From: Alan Ruttenberg <alanruttenberg@gmail.com>
Date: Wed, 9 Apr 2008 09:42:38 -0400
Message-Id: <12BF8D1A-73B8-4E33-8941-39FCC5349100@gmail.com>
Cc: Dan Brickley <danbri@danbri.org>, wangxiao@musc.edu, "Williams, Stuart (HP Labs, Bristol)" <skw@hp.com>, Jonathan Rees <jar@creativecommons.org>, "www-tag@w3.org WG" <www-tag@w3.org>, Phil Archer <parcher@icra.org>
To: Pat Hayes <phayes@ihmc.us>

On Apr 9, 2008, at 9:34 AM, Pat Hayes wrote:
>> I don't know what 'essential characteristics' are. Really. What  
>> are the (erm...) characteristics of the 'essential  
>> characteristics' of some [named type of] thing? Who gets to decide?
>
> I'm reading 'essential characteristics' as meaning, roughly, what  
> in OntoClean are called 'rigid properties' and what are often  
> called 'essential properties', meaning properties or aspects of a  
> thing which it has necessarily, i.e. which if it didn't have those  
> it would cease to be what it is. Among my essential  
> characteristics, for example, is my being human; or if you prefer,  
> mammalian. And although we have the word "human" in English, its  
> impossible to convey the property of being human in a message.

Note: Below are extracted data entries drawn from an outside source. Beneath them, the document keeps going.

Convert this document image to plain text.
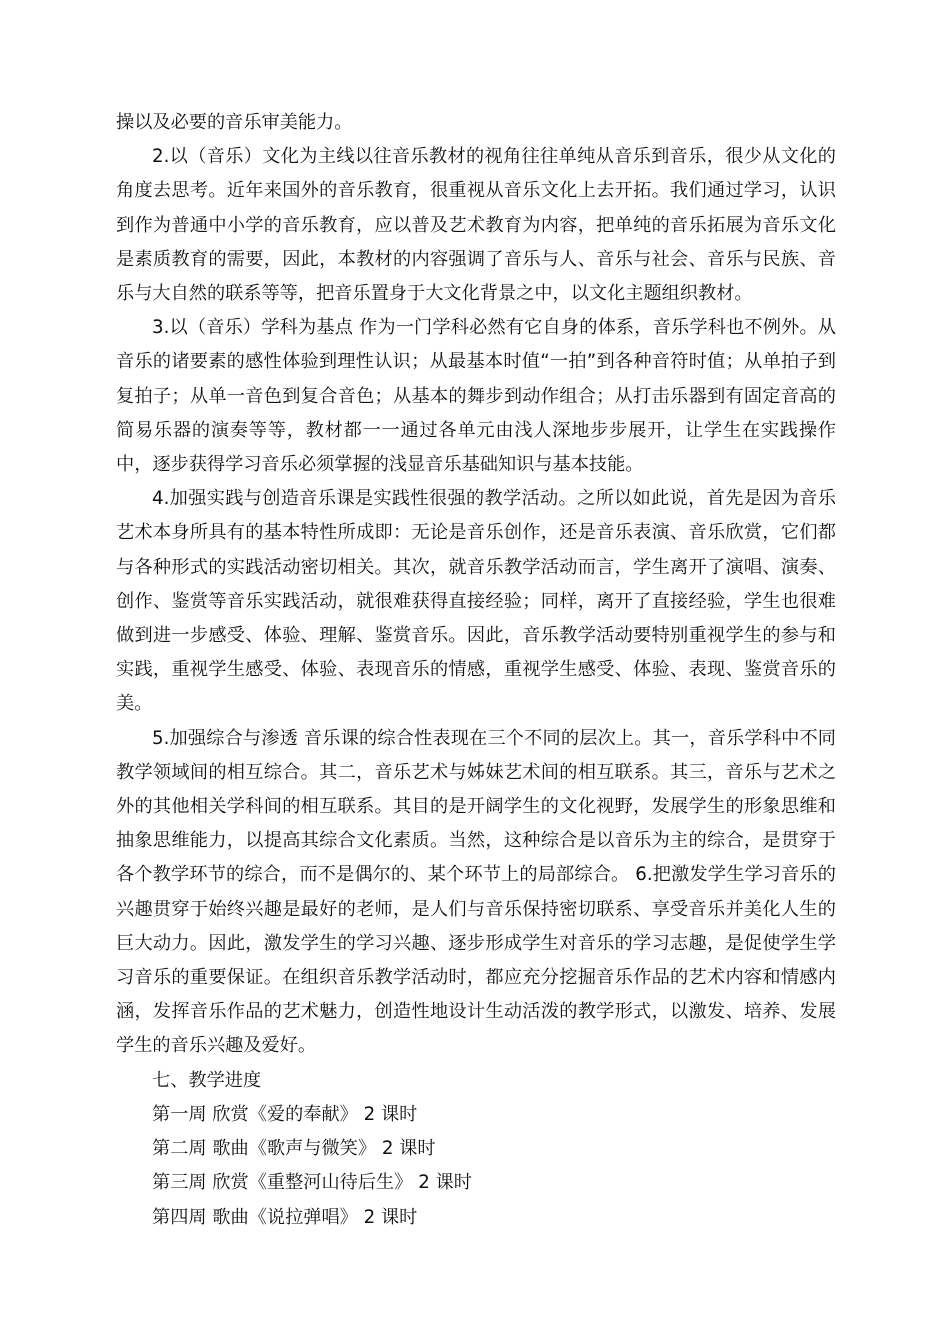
操以及必要的音乐审美能力。

2.以（音乐）文化为主线以往音乐教材的视角往往单纯从音乐到音乐，很少从文化的角度去思考。近年来国外的音乐教育，很重视从音乐文化上去开拓。我们通过学习，认识到作为普通中小学的音乐教育，应以普及艺术教育为内容，把单纯的音乐拓展为音乐文化是素质教育的需要，因此，本教材的内容强调了音乐与人、音乐与社会、音乐与民族、音乐与大自然的联系等等，把音乐置身于大文化背景之中，以文化主题组织教材。

3.以（音乐）学科为基点 作为一门学科必然有它自身的体系，音乐学科也不例外。从音乐的诸要素的感性体验到理性认识；从最基本时值“一拍”到各种音符时值；从单拍子到复拍子；从单一音色到复合音色；从基本的舞步到动作组合；从打击乐器到有固定音高的简易乐器的演奏等等，教材都一一通过各单元由浅人深地步步展开，让学生在实践操作中，逐步获得学习音乐必须掌握的浅显音乐基础知识与基本技能。

4.加强实践与创造音乐课是实践性很强的教学活动。之所以如此说，首先是因为音乐艺术本身所具有的基本特性所成即：无论是音乐创作，还是音乐表演、音乐欣赏，它们都与各种形式的实践活动密切相关。其次，就音乐教学活动而言，学生离开了演唱、演奏、创作、鉴赏等音乐实践活动，就很难获得直接经验；同样，离开了直接经验，学生也很难做到进一步感受、体验、理解、鉴赏音乐。因此，音乐教学活动要特别重视学生的参与和实践，重视学生感受、体验、表现音乐的情感，重视学生感受、体验、表现、鉴赏音乐的美。

5.加强综合与渗透 音乐课的综合性表现在三个不同的层次上。其一，音乐学科中不同教学领域间的相互综合。其二，音乐艺术与姊妹艺术间的相互联系。其三，音乐与艺术之外的其他相关学科间的相互联系。其目的是开阔学生的文化视野，发展学生的形象思维和抽象思维能力，以提高其综合文化素质。当然，这种综合是以音乐为主的综合，是贯穿于各个教学环节的综合，而不是偶尔的、某个环节上的局部综合。 6.把激发学生学习音乐的兴趣贯穿于始终兴趣是最好的老师，是人们与音乐保持密切联系、享受音乐并美化人生的巨大动力。因此，激发学生的学习兴趣、逐步形成学生对音乐的学习志趣，是促使学生学习音乐的重要保证。在组织音乐教学活动时，都应充分挖掘音乐作品的艺术内容和情感内涵，发挥音乐作品的艺术魅力，创造性地设计生动活泼的教学形式，以激发、培养、发展学生的音乐兴趣及爱好。

七、教学进度

第一周 欣赏《爱的奉献》 2 课时

第二周 歌曲《歌声与微笑》 2 课时

第三周 欣赏《重整河山待后生》 2 课时

第四周 歌曲《说拉弹唱》 2 课时
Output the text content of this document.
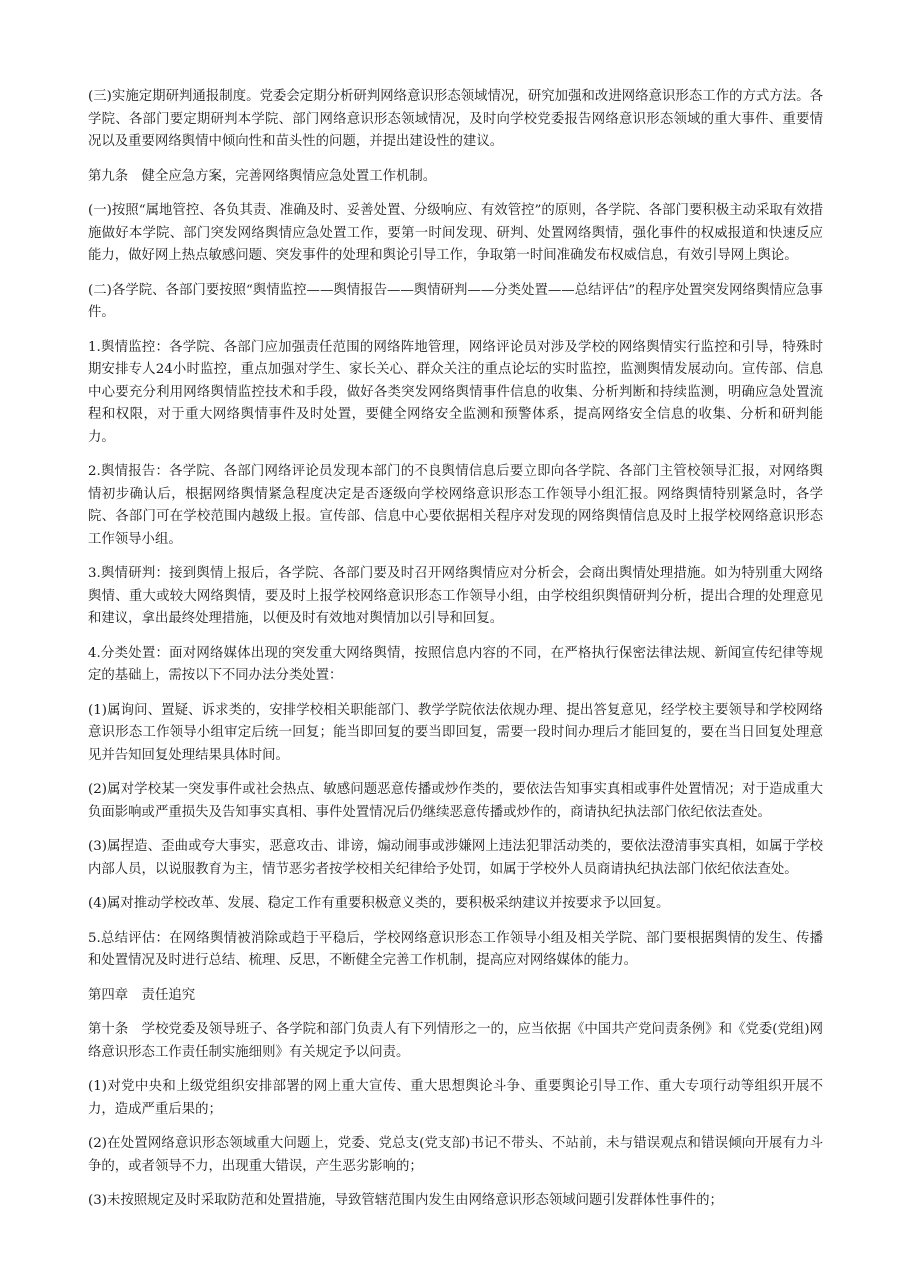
(三)实施定期研判通报制度。党委会定期分析研判网络意识形态领域情况，研究加强和改进网络意识形态工作的方式方法。各学院、各部门要定期研判本学院、部门网络意识形态领域情况，及时向学校党委报告网络意识形态领域的重大事件、重要情况以及重要网络舆情中倾向性和苗头性的问题，并提出建设性的建议。

第九条　健全应急方案，完善网络舆情应急处置工作机制。

(一)按照“属地管控、各负其责、准确及时、妥善处置、分级响应、有效管控”的原则，各学院、各部门要积极主动采取有效措施做好本学院、部门突发网络舆情应急处置工作，要第一时间发现、研判、处置网络舆情，强化事件的权威报道和快速反应能力，做好网上热点敏感问题、突发事件的处理和舆论引导工作，争取第一时间准确发布权威信息，有效引导网上舆论。

(二)各学院、各部门要按照“舆情监控——舆情报告——舆情研判——分类处置——总结评估”的程序处置突发网络舆情应急事件。

1.舆情监控：各学院、各部门应加强责任范围的网络阵地管理，网络评论员对涉及学校的网络舆情实行监控和引导，特殊时期安排专人24小时监控，重点加强对学生、家长关心、群众关注的重点论坛的实时监控，监测舆情发展动向。宣传部、信息中心要充分利用网络舆情监控技术和手段，做好各类突发网络舆情事件信息的收集、分析判断和持续监测，明确应急处置流程和权限，对于重大网络舆情事件及时处置，要健全网络安全监测和预警体系，提高网络安全信息的收集、分析和研判能力。

2.舆情报告：各学院、各部门网络评论员发现本部门的不良舆情信息后要立即向各学院、各部门主管校领导汇报，对网络舆情初步确认后，根据网络舆情紧急程度决定是否逐级向学校网络意识形态工作领导小组汇报。网络舆情特别紧急时，各学院、各部门可在学校范围内越级上报。宣传部、信息中心要依据相关程序对发现的网络舆情信息及时上报学校网络意识形态工作领导小组。

3.舆情研判：接到舆情上报后，各学院、各部门要及时召开网络舆情应对分析会，会商出舆情处理措施。如为特别重大网络舆情、重大或较大网络舆情，要及时上报学校网络意识形态工作领导小组，由学校组织舆情研判分析，提出合理的处理意见和建议，拿出最终处理措施，以便及时有效地对舆情加以引导和回复。

4.分类处置：面对网络媒体出现的突发重大网络舆情，按照信息内容的不同，在严格执行保密法律法规、新闻宣传纪律等规定的基础上，需按以下不同办法分类处置：

(1)属询问、置疑、诉求类的，安排学校相关职能部门、教学学院依法依规办理、提出答复意见，经学校主要领导和学校网络意识形态工作领导小组审定后统一回复；能当即回复的要当即回复，需要一段时间办理后才能回复的，要在当日回复处理意见并告知回复处理结果具体时间。

(2)属对学校某一突发事件或社会热点、敏感问题恶意传播或炒作类的，要依法告知事实真相或事件处置情况；对于造成重大负面影响或严重损失及告知事实真相、事件处置情况后仍继续恶意传播或炒作的，商请执纪执法部门依纪依法查处。

(3)属捏造、歪曲或夸大事实，恶意攻击、诽谤，煽动闹事或涉嫌网上违法犯罪活动类的，要依法澄清事实真相，如属于学校内部人员，以说服教育为主，情节恶劣者按学校相关纪律给予处罚，如属于学校外人员商请执纪执法部门依纪依法查处。

(4)属对推动学校改革、发展、稳定工作有重要积极意义类的，要积极采纳建议并按要求予以回复。

5.总结评估：在网络舆情被消除或趋于平稳后，学校网络意识形态工作领导小组及相关学院、部门要根据舆情的发生、传播和处置情况及时进行总结、梳理、反思，不断健全完善工作机制，提高应对网络媒体的能力。

第四章　责任追究

第十条　学校党委及领导班子、各学院和部门负责人有下列情形之一的，应当依据《中国共产党问责条例》和《党委(党组)网络意识形态工作责任制实施细则》有关规定予以问责。

(1)对党中央和上级党组织安排部署的网上重大宣传、重大思想舆论斗争、重要舆论引导工作、重大专项行动等组织开展不力，造成严重后果的；

(2)在处置网络意识形态领域重大问题上，党委、党总支(党支部)书记不带头、不站前，未与错误观点和错误倾向开展有力斗争的，或者领导不力，出现重大错误，产生恶劣影响的；

(3)未按照规定及时采取防范和处置措施，导致管辖范围内发生由网络意识形态领域问题引发群体性事件的；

OK, this is helpful, with the caveat that rigid properties are not  
absolute, but rather, an ontological choice. Formally they would  
depend on what range of possible worlds you allow.

I've always had a bit of problem working through thinking of them,  
though. How about this example from AWWW
> the resource is a periodically updated report on the weather in Oaxaca
>

What are the rigid properties here, and how are they communicated?